In his first meeting last year with Cisco CEO Chuck Robbins, venture capitalist Jon Sakoda had something important to admit right away — he'd never invested in a networking company.
As it turns out, that worked in his favor.
Robbins was interviewing Sakoda, then a partner at venture firm New Enterprise Associates, for a job that was brand new to Cisco: investing in early-stage start-ups, including those far away from networking.
"I have a team who can do that already," Robbins told CNBC in an interview about the new Cisco-backed fund, Decibel, which launches on Tuesday. "I didn't want him to start there. I wanted him to start in other places looking for opportunities of the future that if you look through a networking lens you may not see."
Cisco, the world's largest maker of switches and routers, is trying to avoid the fate of many legacy technology companies, which tend to lose relevance as modern platforms gain popularity, take market share and zoom past their older rivals.
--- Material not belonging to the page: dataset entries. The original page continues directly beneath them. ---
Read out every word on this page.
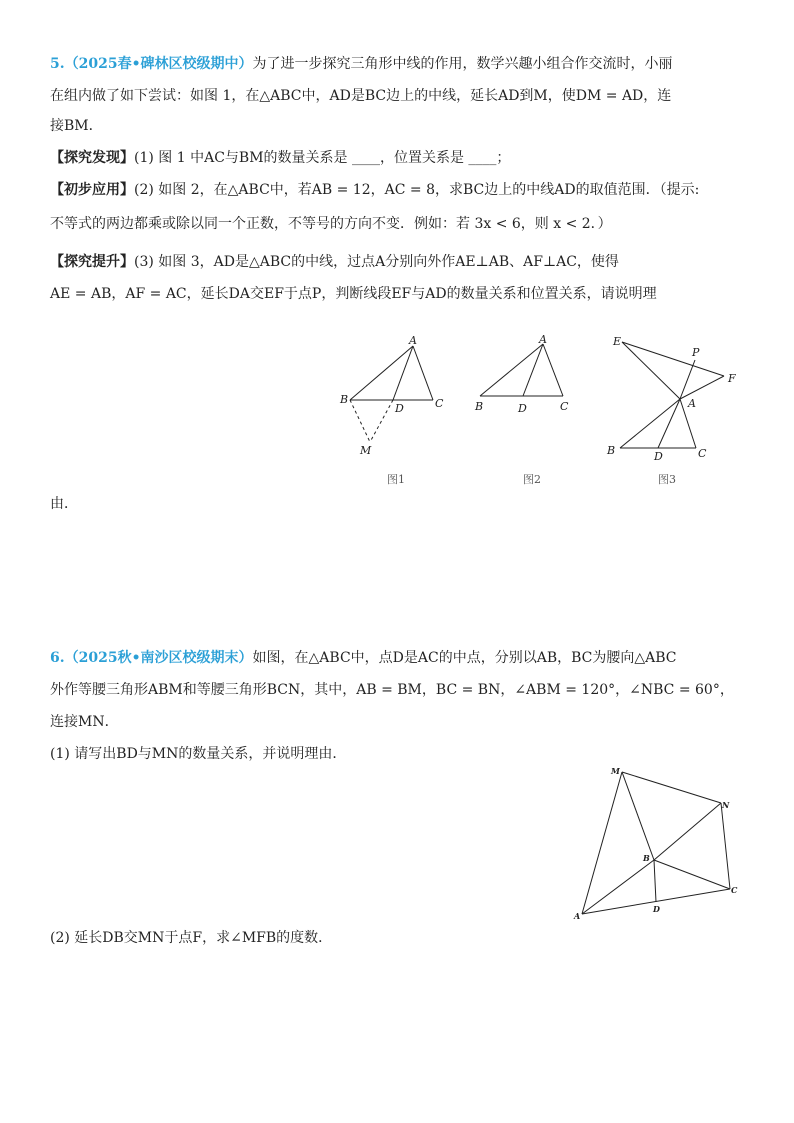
5.（2025春•碑林区校级期中）为了进一步探究三角形中线的作用，数学兴趣小组合作交流时，小丽
在组内做了如下尝试：如图 1，在△ABC中，AD是BC边上的中线，延长AD到M，使DM = AD，连
接BM．
【探究发现】(1) 图 1 中AC与BM的数量关系是 ____，位置关系是 ____；
【初步应用】(2) 如图 2，在△ABC中，若AB = 12，AC = 8，求BC边上的中线AD的取值范围．（提示:
不等式的两边都乘或除以同一个正数，不等号的方向不变．例如：若 3x < 6，则 x < 2．）
【探究提升】(3) 如图 3，AD是△ABC的中线，过点A分别向外作AE⊥AB、AF⊥AC，使得
AE = AB，AF = AC，延长DA交EF于点P，判断线段EF与AD的数量关系和位置关系，请说明理
由．
A
B	C
D
M
图1
A
B	C
D
图2
E
P
F
A
B	D	C
图3
6.（2025秋•南沙区校级期末）如图，在△ABC中，点D是AC的中点，分别以AB，BC为腰向△ABC
外作等腰三角形ABM和等腰三角形BCN，其中，AB = BM，BC = BN，∠ABM = 120°，∠NBC = 60°，
连接MN．
(1) 请写出BD与MN的数量关系，并说明理由．
(2) 延长DB交MN于点F，求∠MFB的度数．
M
N
B
C
A
D
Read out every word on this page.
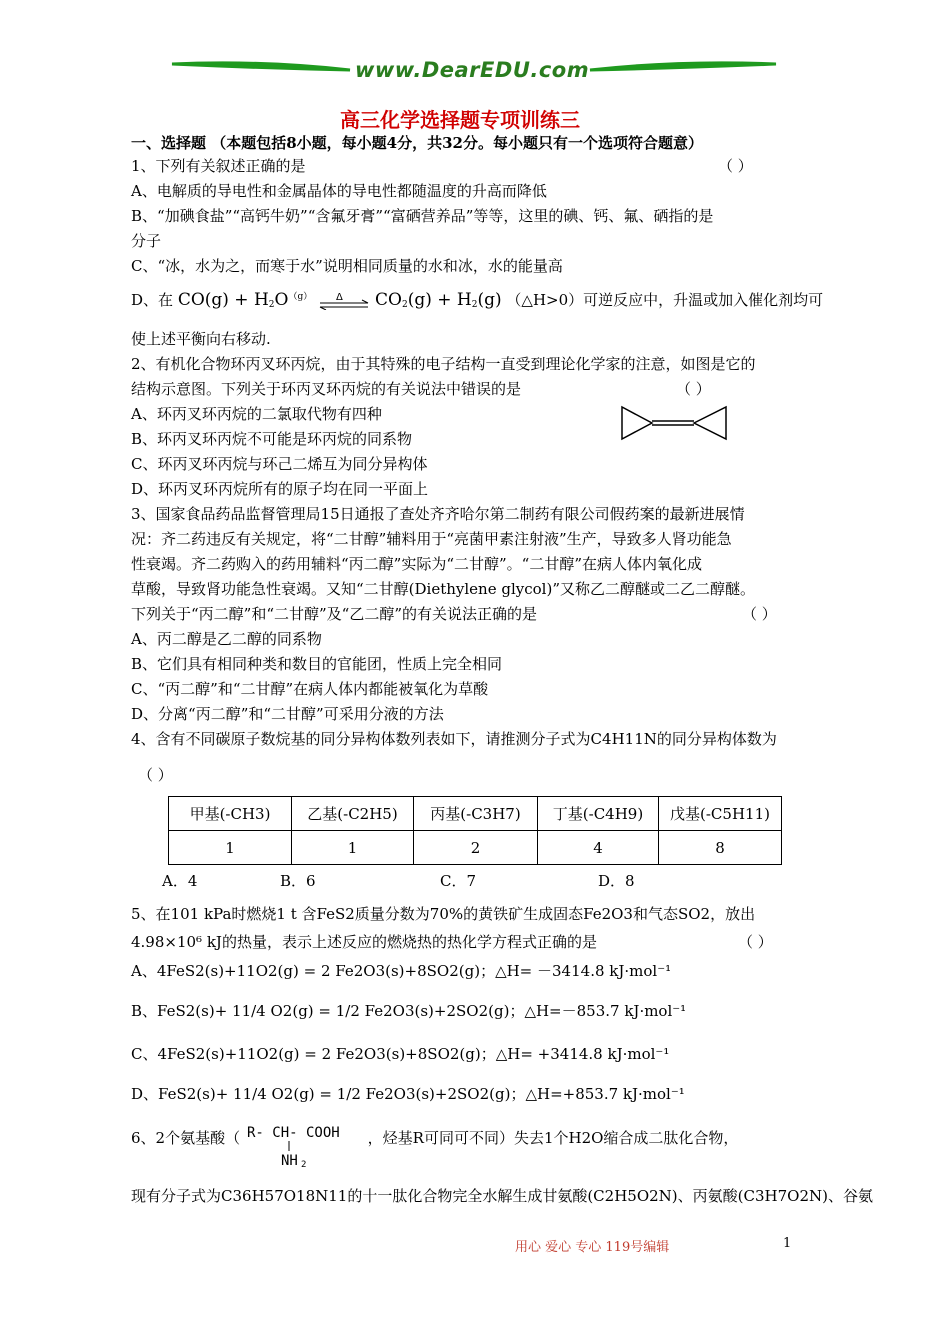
www.DearEDU.com
高三化学选择题专项训练三
一、选择题 （本题包括8小题，每小题4分，共32分。每小题只有一个选项符合题意）
1、下列有关叙述正确的是	（ ）
A、电解质的导电性和金属晶体的导电性都随温度的升高而降低
B、“加碘食盐”“高钙牛奶”“含氟牙膏”“富硒营养品”等等，这里的碘、钙、氟、硒指的是
分子
C、“冰，水为之，而寒于水”说明相同质量的水和冰，水的能量高
D、在 $CO(g) + H_2O^{(g)}$ Δ $CO_2(g) + H_2(g)$ （△H>0）可逆反应中，升温或加入催化剂均可
使上述平衡向右移动.
2、有机化合物环丙叉环丙烷，由于其特殊的电子结构一直受到理论化学家的注意，如图是它的
结构示意图。下列关于环丙叉环丙烷的有关说法中错误的是	（ ）
A、环丙叉环丙烷的二氯取代物有四种
B、环丙叉环丙烷不可能是环丙烷的同系物
C、环丙叉环丙烷与环己二烯互为同分异构体
D、环丙叉环丙烷所有的原子均在同一平面上
3、国家食品药品监督管理局15日通报了查处齐齐哈尔第二制药有限公司假药案的最新进展情
况：齐二药违反有关规定，将“二甘醇”辅料用于“亮菌甲素注射液”生产，导致多人肾功能急
性衰竭。齐二药购入的药用辅料“丙二醇”实际为“二甘醇”。“二甘醇”在病人体内氧化成
草酸，导致肾功能急性衰竭。又知“二甘醇(Diethylene glycol)”又称乙二醇醚或二乙二醇醚。
下列关于“丙二醇”和“二甘醇”及“乙二醇”的有关说法正确的是	（ ）
A、丙二醇是乙二醇的同系物
B、它们具有相同种类和数目的官能团，性质上完全相同
C、“丙二醇”和“二甘醇”在病人体内都能被氧化为草酸
D、分离“丙二醇”和“二甘醇”可采用分液的方法
4、含有不同碳原子数烷基的同分异构体数列表如下，请推测分子式为C4H11N的同分异构体数为
（ ）
甲基(-CH3)	乙基(-C2H5)	丙基(-C3H7)	丁基(-C4H9)	戊基(-C5H11)
1	1	2	4	8
A．4	B．6	C．7	D．8
5、在101 kPa时燃烧1 t 含FeS2质量分数为70%的黄铁矿生成固态Fe2O3和气态SO2，放出
4.98×10⁶ kJ的热量，表示上述反应的燃烧热的热化学方程式正确的是	（ ）
A、4FeS2(s)+11O2(g) = 2 Fe2O3(s)+8SO2(g)；△H= －3414.8 kJ·mol⁻¹
B、FeS2(s)+ 11/4 O2(g) = 1/2 Fe2O3(s)+2SO2(g)；△H=－853.7 kJ·mol⁻¹
C、4FeS2(s)+11O2(g) = 2 Fe2O3(s)+8SO2(g)；△H= +3414.8 kJ·mol⁻¹
D、FeS2(s)+ 11/4 O2(g) = 1/2 Fe2O3(s)+2SO2(g)；△H=+853.7 kJ·mol⁻¹
6、2个氨基酸（ R- CH- COOH
NH 2
，烃基R可同可不同）失去1个H2O缩合成二肽化合物，
现有分子式为C36H57O18N11的十一肽化合物完全水解生成甘氨酸(C2H5O2N)、丙氨酸(C3H7O2N)、谷氨
用心 爱心 专心 119号编辑	1
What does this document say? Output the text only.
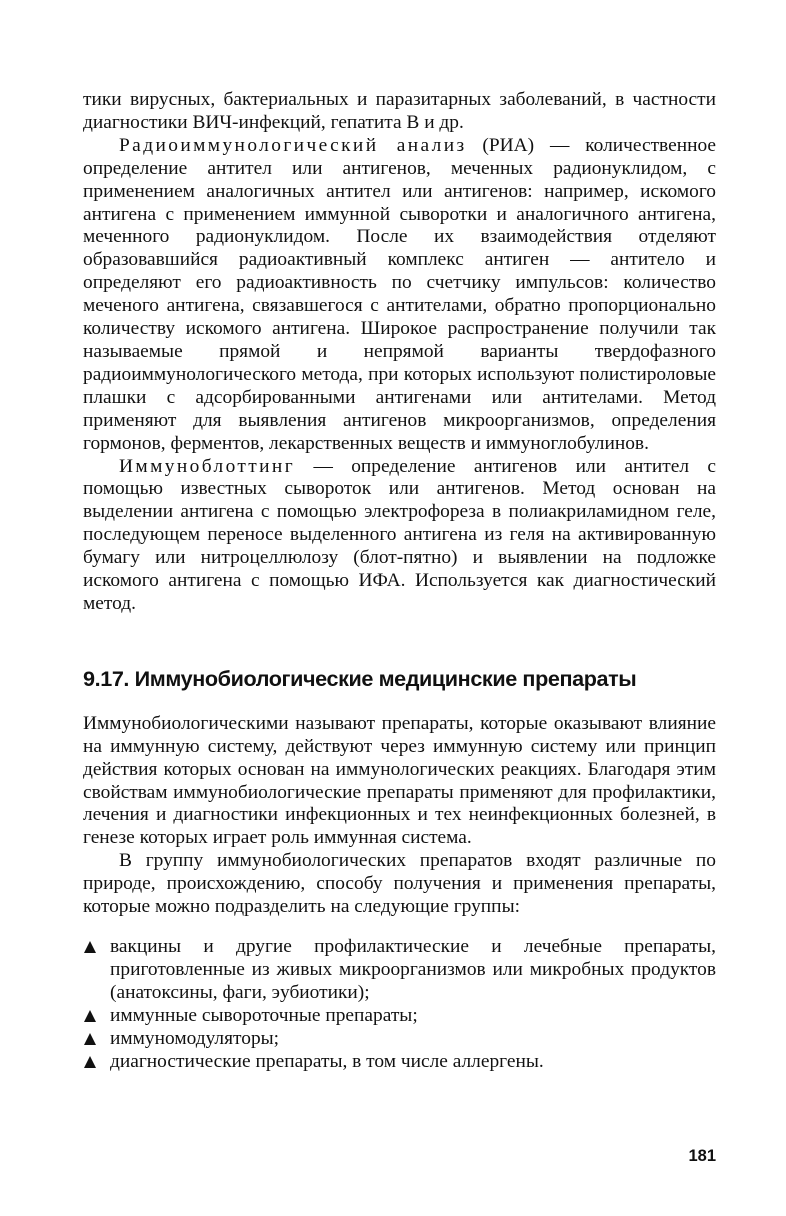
тики вирусных, бактериальных и паразитарных заболеваний, в частности диагностики ВИЧ-инфекций, гепатита В и др.

Радиоиммунологический анализ (РИА) — количественное определение антител или антигенов, меченных радионуклидом, с применением аналогичных антител или антигенов: например, искомого антигена с применением иммунной сыворотки и аналогичного антигена, меченного радионуклидом. После их взаимодействия отделяют образовавшийся радиоактивный комплекс антиген — антитело и определяют его радиоактивность по счетчику импульсов: количество меченого антигена, связавшегося с антителами, обратно пропорционально количеству искомого антигена. Широкое распространение получили так называемые прямой и непрямой варианты твердофазного радиоиммунологического метода, при которых используют полистироловые плашки с адсорбированными антигенами или антителами. Метод применяют для выявления антигенов микроорганизмов, определения гормонов, ферментов, лекарственных веществ и иммуноглобулинов.

Иммуноблоттинг — определение антигенов или антител с помощью известных сывороток или антигенов. Метод основан на выделении антигена с помощью электрофореза в полиакриламидном геле, последующем переносе выделенного антигена из геля на активированную бумагу или нитроцеллюлозу (блот-пятно) и выявлении на подложке искомого антигена с помощью ИФА. Используется как диагностический метод.

9.17. Иммунобиологические медицинские препараты

Иммунобиологическими называют препараты, которые оказывают влияние на иммунную систему, действуют через иммунную систему или принцип действия которых основан на иммунологических реакциях. Благодаря этим свойствам иммунобиологические препараты применяют для профилактики, лечения и диагностики инфекционных и тех неинфекционных болезней, в генезе которых играет роль иммунная система.

В группу иммунобиологических препаратов входят различные по природе, происхождению, способу получения и применения препараты, которые можно подразделить на следующие группы:

вакцины и другие профилактические и лечебные препараты, приготовленные из живых микроорганизмов или микробных продуктов (анатоксины, фаги, эубиотики);
иммунные сывороточные препараты;
иммуномодуляторы;
диагностические препараты, в том числе аллергены.
181
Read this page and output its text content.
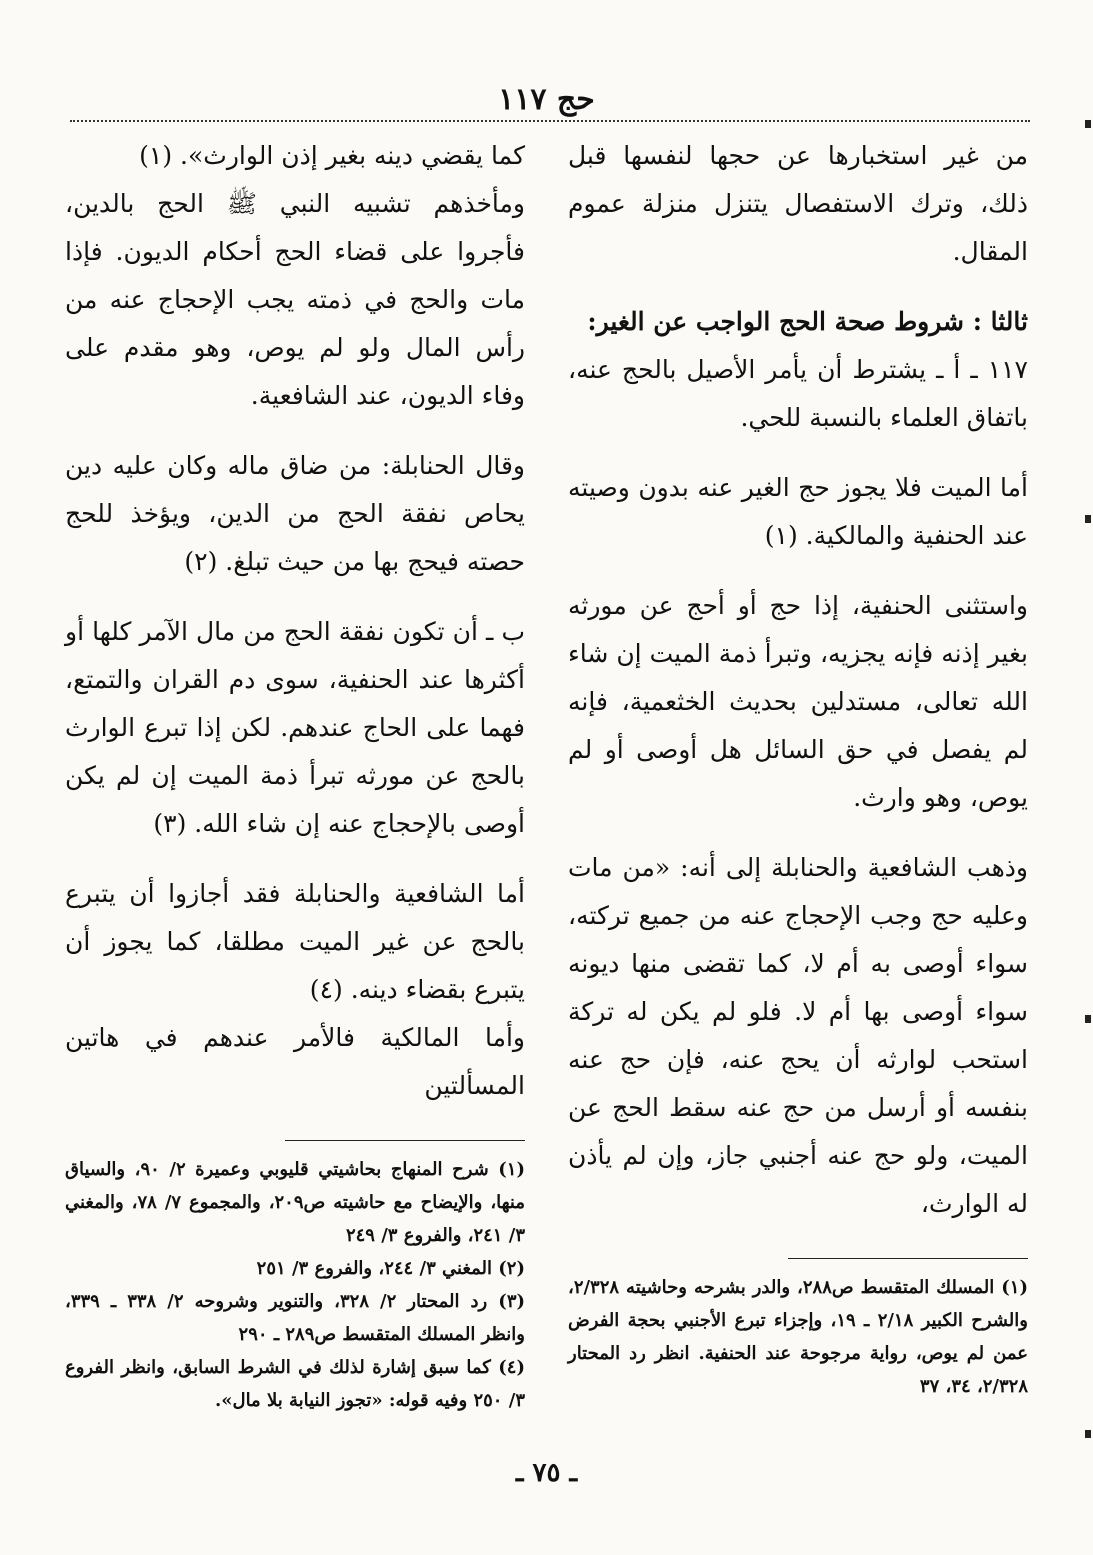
حج ١١٧

من غير استخبارها عن حجها لنفسها قبل ذلك، وترك الاستفصال يتنزل منزلة عموم المقال.

ثالثا : شروط صحة الحج الواجب عن الغير:

١١٧ ـ أ ـ يشترط أن يأمر الأصيل بالحج عنه، باتفاق العلماء بالنسبة للحي.

أما الميت فلا يجوز حج الغير عنه بدون وصيته عند الحنفية والمالكية. (١)

واستثنى الحنفية، إذا حج أو أحج عن مورثه بغير إذنه فإنه يجزيه، وتبرأ ذمة الميت إن شاء الله تعالى، مستدلين بحديث الخثعمية، فإنه لم يفصل في حق السائل هل أوصى أو لم يوص، وهو وارث.

وذهب الشافعية والحنابلة إلى أنه: «من مات وعليه حج وجب الإحجاج عنه من جميع تركته، سواء أوصى به أم لا، كما تقضى منها ديونه سواء أوصى بها أم لا. فلو لم يكن له تركة استحب لوارثه أن يحج عنه، فإن حج عنه بنفسه أو أرسل من حج عنه سقط الحج عن الميت، ولو حج عنه أجنبي جاز، وإن لم يأذن له الوارث،

(١) المسلك المتقسط ص٢٨٨، والدر بشرحه وحاشيته ٢/٣٢٨، والشرح الكبير ٢/١٨ ـ ١٩، وإجزاء تبرع الأجنبي بحجة الفرض عمن لم يوص، رواية مرجوحة عند الحنفية. انظر رد المحتار ٢/٣٢٨، ٣٤، ٣٧

كما يقضي دينه بغير إذن الوارث». (١)

ومأخذهم تشبيه النبي ﷺ الحج بالدين، فأجروا على قضاء الحج أحكام الديون. فإذا مات والحج في ذمته يجب الإحجاج عنه من رأس المال ولو لم يوص، وهو مقدم على وفاء الديون، عند الشافعية.

وقال الحنابلة: من ضاق ماله وكان عليه دين يحاص نفقة الحج من الدين، ويؤخذ للحج حصته فيحج بها من حيث تبلغ. (٢)

ب ـ أن تكون نفقة الحج من مال الآمر كلها أو أكثرها عند الحنفية، سوى دم القران والتمتع، فهما على الحاج عندهم. لكن إذا تبرع الوارث بالحج عن مورثه تبرأ ذمة الميت إن لم يكن أوصى بالإحجاج عنه إن شاء الله. (٣)

أما الشافعية والحنابلة فقد أجازوا أن يتبرع بالحج عن غير الميت مطلقا، كما يجوز أن يتبرع بقضاء دينه. (٤)

وأما المالكية فالأمر عندهم في هاتين المسألتين

(١) شرح المنهاج بحاشيتي قليوبي وعميرة ٢/ ٩٠، والسياق منها، والإيضاح مع حاشيته ص٢٠٩، والمجموع ٧/ ٧٨، والمغني ٣/ ٢٤١، والفروع ٣/ ٢٤٩

(٢) المغني ٣/ ٢٤٤، والفروع ٣/ ٢٥١

(٣) رد المحتار ٢/ ٣٢٨، والتنوير وشروحه ٢/ ٣٣٨ ـ ٣٣٩، وانظر المسلك المتقسط ص٢٨٩ ـ ٢٩٠

(٤) كما سبق إشارة لذلك في الشرط السابق، وانظر الفروع ٣/ ٢٥٠ وفيه قوله: «تجوز النيابة بلا مال».

ـ ٧٥ ـ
To grow in new markets, Robbins has orchestrated multiple billion-dollar-plus acquisitions, snapping up emerging companies like software performance management vendor AppDynamics on the eve of its initial public offering in 2017, and identity management company Duo Security last year.
Cisco shareholders have been rewarded for the company's expansion efforts, even with annual sales growth stuck in the mid-single digits, well below Amazon, Alphabet, Salesforce and Microsoft. The stock price is up 24 percent in the past year, and last week climbed to its highest since the dot-com bubble in 2000.